Leahy Is Concerned About SBA’s Handling Of Disaster Loans To VT Businesses In Irene’s Aftermath

Is SBA’s Loan Rate Too Low And Too Slow?

WASHINGTON (WEDNESDAY, Oct. 12) -- Concerned about what seems to be a slow and low approval rate for U.S. Small Business Administration (SBA) emergency loans to Vermont businesses slammed by Tropical Storm Irene, Senator Patrick Leahy Wednesday asked the agency to promptly review its process and report back the findings.  

The exchange on Wednesday took place in a rare multi-agency hearing by the Senate Appropriations Committee, called to assess rapidly evolving local needs and rapidly diminishing federal capabilities for dealing with the costly aftermath of Hurricane/Tropical Storm Irene and other recent natural disasters.  Leahy is a senior member of the Appropriations Committee and of its Homeland Security Subcommittee, which held the hearing.

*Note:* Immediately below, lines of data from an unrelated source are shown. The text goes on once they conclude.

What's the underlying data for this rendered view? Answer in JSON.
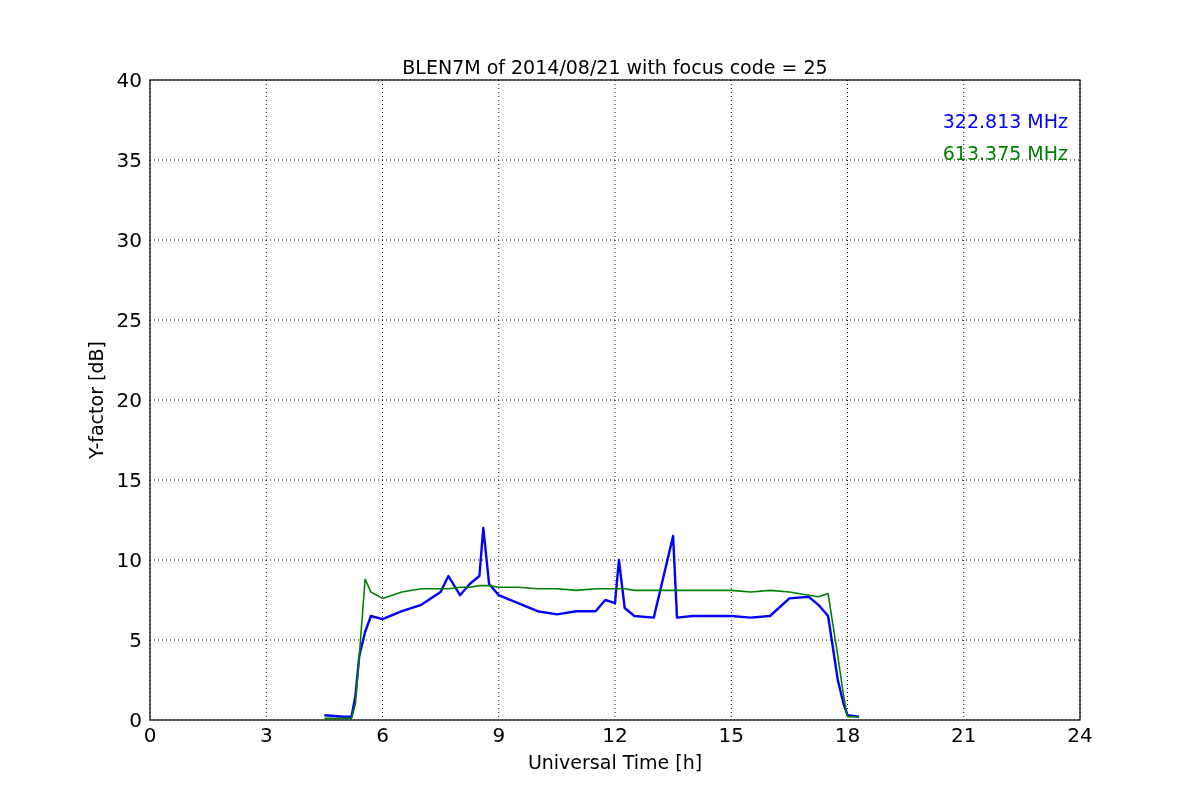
{
  "figure": {
    "chart_data": {
      "type": "line",
      "title": "BLEN7M of 2014/08/21 with focus code = 25",
      "xlabel": "Universal Time [h]",
      "ylabel": "Y-factor [dB]",
      "x": [
        4.5,
        5.0,
        5.2,
        5.3,
        5.4,
        5.55,
        5.7,
        6,
        6.5,
        7,
        7.5,
        7.7,
        8,
        8.25,
        8.5,
        8.6,
        8.75,
        9,
        9.5,
        10,
        10.5,
        11,
        11.5,
        11.75,
        12,
        12.1,
        12.25,
        12.5,
        13,
        13.5,
        13.6,
        14,
        14.5,
        15,
        15.5,
        16,
        16.5,
        17,
        17.25,
        17.5,
        17.75,
        17.9,
        18,
        18.3
      ],
      "series": [
        {
          "name": "322.813 MHz",
          "color": "#0000ff",
          "values": [
            0.3,
            0.2,
            0.2,
            1.5,
            4,
            5.5,
            6.5,
            6.3,
            6.8,
            7.2,
            8,
            9,
            7.8,
            8.5,
            9,
            12,
            8.5,
            7.8,
            7.3,
            6.8,
            6.6,
            6.8,
            6.8,
            7.5,
            7.3,
            10,
            7,
            6.5,
            6.4,
            11.5,
            6.4,
            6.5,
            6.5,
            6.5,
            6.4,
            6.5,
            7.6,
            7.7,
            7.2,
            6.5,
            2.5,
            1,
            0.3,
            0.2
          ]
        },
        {
          "name": "613.375 MHz",
          "color": "#008000",
          "values": [
            0.1,
            0.1,
            0.1,
            1,
            4,
            8.8,
            8,
            7.6,
            8,
            8.2,
            8.2,
            8.2,
            8.3,
            8.3,
            8.4,
            8.4,
            8.4,
            8.3,
            8.3,
            8.2,
            8.2,
            8.1,
            8.2,
            8.2,
            8.2,
            8.2,
            8.2,
            8.1,
            8.1,
            8.1,
            8.1,
            8.1,
            8.1,
            8.1,
            8,
            8.1,
            8,
            7.8,
            7.7,
            7.9,
            4,
            1.5,
            0.2,
            0.2
          ]
        }
      ],
      "grid": true,
      "xlim": [
        0,
        24
      ],
      "ylim": [
        0,
        40
      ],
      "xticks": [
        0,
        3,
        6,
        9,
        12,
        15,
        18,
        21,
        24
      ],
      "yticks": [
        0,
        5,
        10,
        15,
        20,
        25,
        30,
        35,
        40
      ]
    }
  }
}
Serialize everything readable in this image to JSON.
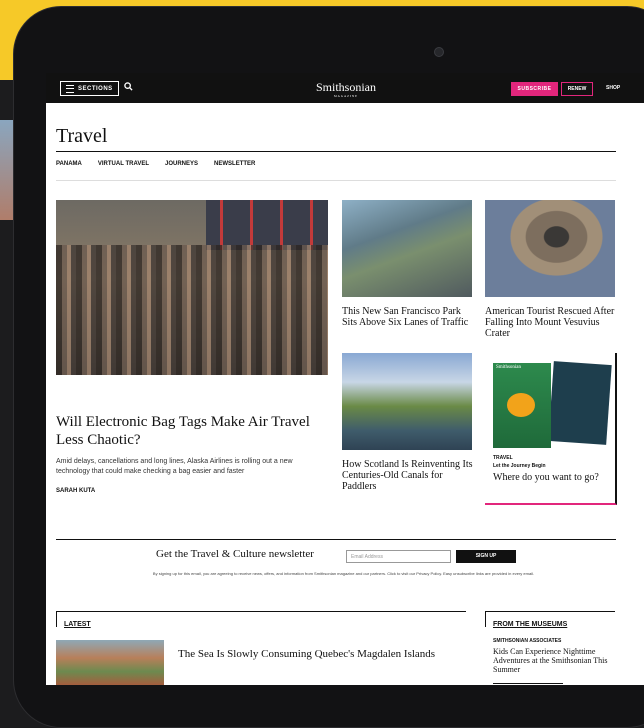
{
  "header": {
    "sections_label": "SECTIONS",
    "logo": "Smithsonian",
    "logo_sub": "MAGAZINE",
    "subscribe_label": "SUBSCRIBE",
    "renew_label": "RENEW",
    "shop_label": "SHOP"
  },
  "page": {
    "title": "Travel"
  },
  "subnav": {
    "items": [
      "PANAMA",
      "VIRTUAL TRAVEL",
      "JOURNEYS",
      "NEWSLETTER"
    ]
  },
  "hero": {
    "title": "Will Electronic Bag Tags Make Air Travel Less Chaotic?",
    "description": "Amid delays, cancellations and long lines, Alaska Airlines is rolling out a new technology that could make checking a bag easier and faster",
    "author": "SARAH KUTA"
  },
  "cards": [
    {
      "title": "This New San Francisco Park Sits Above Six Lanes of Traffic"
    },
    {
      "title": "American Tourist Rescued After Falling Into Mount Vesuvius Crater"
    },
    {
      "title": "How Scotland Is Reinventing Its Centuries-Old Canals for Paddlers"
    }
  ],
  "ad": {
    "magazine_label": "Smithsonian",
    "category": "TRAVEL",
    "tagline": "Let the Journey Begin",
    "title": "Where do you want to go?"
  },
  "newsletter": {
    "label": "Get the Travel & Culture newsletter",
    "email_placeholder": "Email Address",
    "signup_label": "SIGN UP",
    "legal": "By signing up for this email, you are agreeing to receive news, offers, and information from Smithsonian magazine and our partners. Click to visit our Privacy Policy. Easy unsubscribe links are provided in every email."
  },
  "latest": {
    "label": "LATEST",
    "title": "The Sea Is Slowly Consuming Quebec's Magdalen Islands"
  },
  "from_museums": {
    "label": "FROM THE MUSEUMS",
    "tag": "SMITHSONIAN ASSOCIATES",
    "title": "Kids Can Experience Nighttime Adventures at the Smithsonian This Summer"
  }
}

Leahy told SBA Associate Administrator James Rivera that initial reporting shows that SBA has received requests for nearly 1700 business-disaster applications from Vermonters, has received back more than 140 completed applications, and yet has approved only 24 business loans, totaling just $3 million.  “That seems like a very low success rate to me,” Leahy told Rivera. 

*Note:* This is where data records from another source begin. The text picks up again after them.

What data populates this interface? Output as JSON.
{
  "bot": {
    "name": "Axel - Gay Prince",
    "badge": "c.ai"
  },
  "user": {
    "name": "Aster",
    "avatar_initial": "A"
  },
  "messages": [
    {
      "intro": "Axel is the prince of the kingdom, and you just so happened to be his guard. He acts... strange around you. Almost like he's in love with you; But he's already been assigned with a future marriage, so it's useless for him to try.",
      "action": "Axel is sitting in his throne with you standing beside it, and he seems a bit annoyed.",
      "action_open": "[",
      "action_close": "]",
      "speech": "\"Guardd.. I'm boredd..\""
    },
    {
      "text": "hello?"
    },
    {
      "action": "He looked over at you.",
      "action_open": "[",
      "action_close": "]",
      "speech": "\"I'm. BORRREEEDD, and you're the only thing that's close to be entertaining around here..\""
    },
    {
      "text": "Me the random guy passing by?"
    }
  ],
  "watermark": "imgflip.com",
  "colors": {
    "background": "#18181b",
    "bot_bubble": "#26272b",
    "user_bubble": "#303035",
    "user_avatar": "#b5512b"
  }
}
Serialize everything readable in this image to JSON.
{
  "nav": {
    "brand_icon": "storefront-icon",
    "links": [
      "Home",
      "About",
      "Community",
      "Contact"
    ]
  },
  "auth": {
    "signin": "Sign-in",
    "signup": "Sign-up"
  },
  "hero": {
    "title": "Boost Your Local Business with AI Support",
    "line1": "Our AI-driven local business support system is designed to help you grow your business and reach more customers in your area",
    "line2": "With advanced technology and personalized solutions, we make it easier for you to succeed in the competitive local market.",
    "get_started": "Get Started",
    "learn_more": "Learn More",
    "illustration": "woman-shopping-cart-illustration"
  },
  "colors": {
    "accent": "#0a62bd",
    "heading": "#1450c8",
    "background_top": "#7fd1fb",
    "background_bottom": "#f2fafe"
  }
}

To put that in perspective, Leahy noted that the Vermont Economic Development Authority – the state’s lending agency – created a disaster loan program within 48 hours of Irene, made its first loan five days later, and has since obligated nearly $10 million in loans to more than 150 businesses, including some businesses subsequently denied loans from the SBA.

“I understand that SBA needs reasonable assurances that a business can repay a loan,” Leahy said.  “But following a disaster – when offices, facilities, computers, and equipment are destroyed – no business appears credit worthy.  That is why we have the disaster loan program and why there should be an appropriate standard for these applications.”

Leahy continued, “I appreciate that SBA finally opened a recovery center in Brattleboro yesterday, but loan decisions ultimately seem to be made out of a centralized loan processing center in Texas.  I worry that this does not enable a loan officer to take an adequate look into the history and importance of a business severely impacted by the disaster.”

Rivera pledged a prompt response to Leahy’s questions.